12. En dernier lieu, il ne résulte pas de l'instruction que le choix d'attribuer le marché à la société SITA Ouest, fondé sur l'appréciation des mérites respectifs des offres au regard des propositions techniques présentées par chaque entreprise candidate, aurait procédé d'une volonté délibérée de la CCLBN de sous-évaluer la valeur technique de l'offre de la société NCI Environnement.
13. Il résulte de tout ce qui précède que la communauté de communes Loué-Brûlon-Noyen était fondée à écarter l'offre de la société NCI Environnement au profit de celle de la société SITA Ouest. Par suite, sans qu'il soit besoin d'examiner la recevabilité des conclusions présentées en première instance, la société NCI Environnement, qui n'a pas été évincée irrégulièrement du marché en litige, n'est pas fondée à soutenir que c'est à tort que, par le jugement attaqué du 21 février 2018, le tribunal administratif de Nantes a rejeté sa demande tendant à l'annulation de ce marché et à l'indemnisation des préjudices résultant pour elle de son éviction.
Sur les conclusions présentées sur le fondement de l'article L. 761-1 du code de justice administrative :
14. Les dispositions de l'article L. 761-1 du code de justice administrative font obstacle à ce que soit mise à la charge de la communauté de communes Loué-Brûlon-Noyen, qui n'a pas la qualité de partie perdante dans la présente instance, la somme que demande la société NCI Environnement au titre des frais exposés par elle et non compris dans les dépens. En revanche, il y a lieu, dans les circonstances de l'espèce, de mettre à la charge de la société NCI Environnement, sur ce même fondement, le versement, d'une part d'une somme de 1 500 euros à la communauté de communes Loué-Brûlon-Noyen, et d'autre part, de la même somme à la société Suez Rv Ouest.

DÉCIDE :
Article 1er : La requête de la société NCI Environnement est rejetée.
Article 2 : La société NCI Environnement versera respectivement à la communauté de communes Loué-Brûlon-Noyen et à la société Suez Rv Ouest les sommes de 1 500 euros en application des dispositions de l'article L. 761-1 du code de justice administrative.
Article 3 : Le présent arrêt sera notifié à la société NCI Environnement, à la communauté de communes Loué-Brûlon-Noyen et à la société Suez Rv Ouest.

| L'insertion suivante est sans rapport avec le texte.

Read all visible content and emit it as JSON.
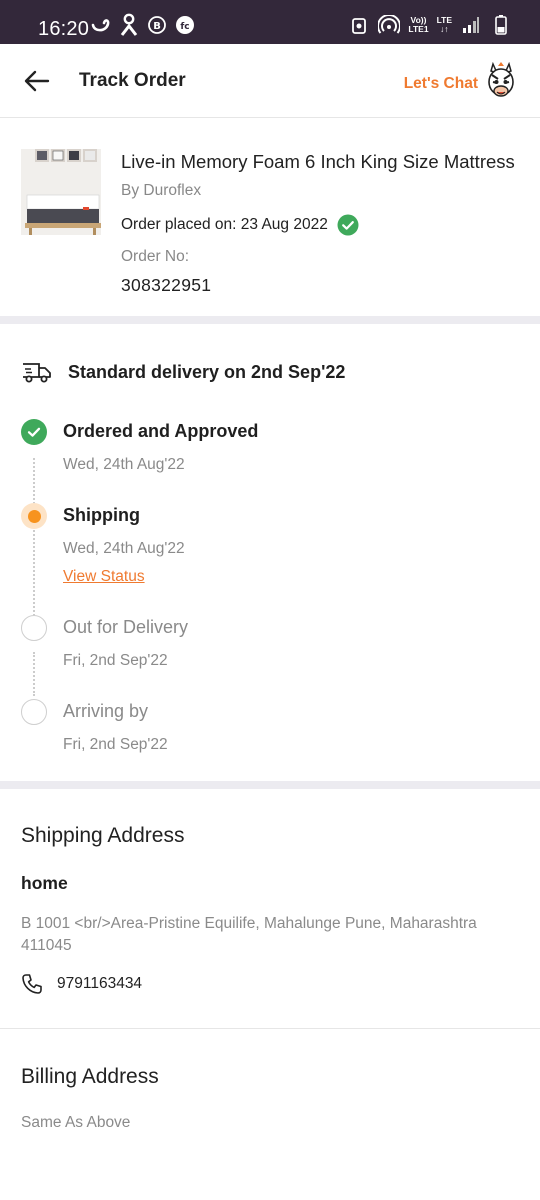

Délibéré après l'audience du 5 février 2019, à laquelle siégeaient :

- M. Lainé, président de chambre,
- Mme Allio-Rousseau, premier conseiller,
- M. Besse, premier conseiller.


Lu en audience publique, le 1er mars 2019.

Le rapporteur,
P. BesseLe président,
L. Lainé

Le greffier,
V. Desbouillons
La République mande et ordonne au préfet de la Sarthe en ce qui le concerne, et à tous huissiers de justice à ce requis en ce qui concerne les voies de droit commun contre les parties privées, de pourvoir à l'exécution de la présente décision.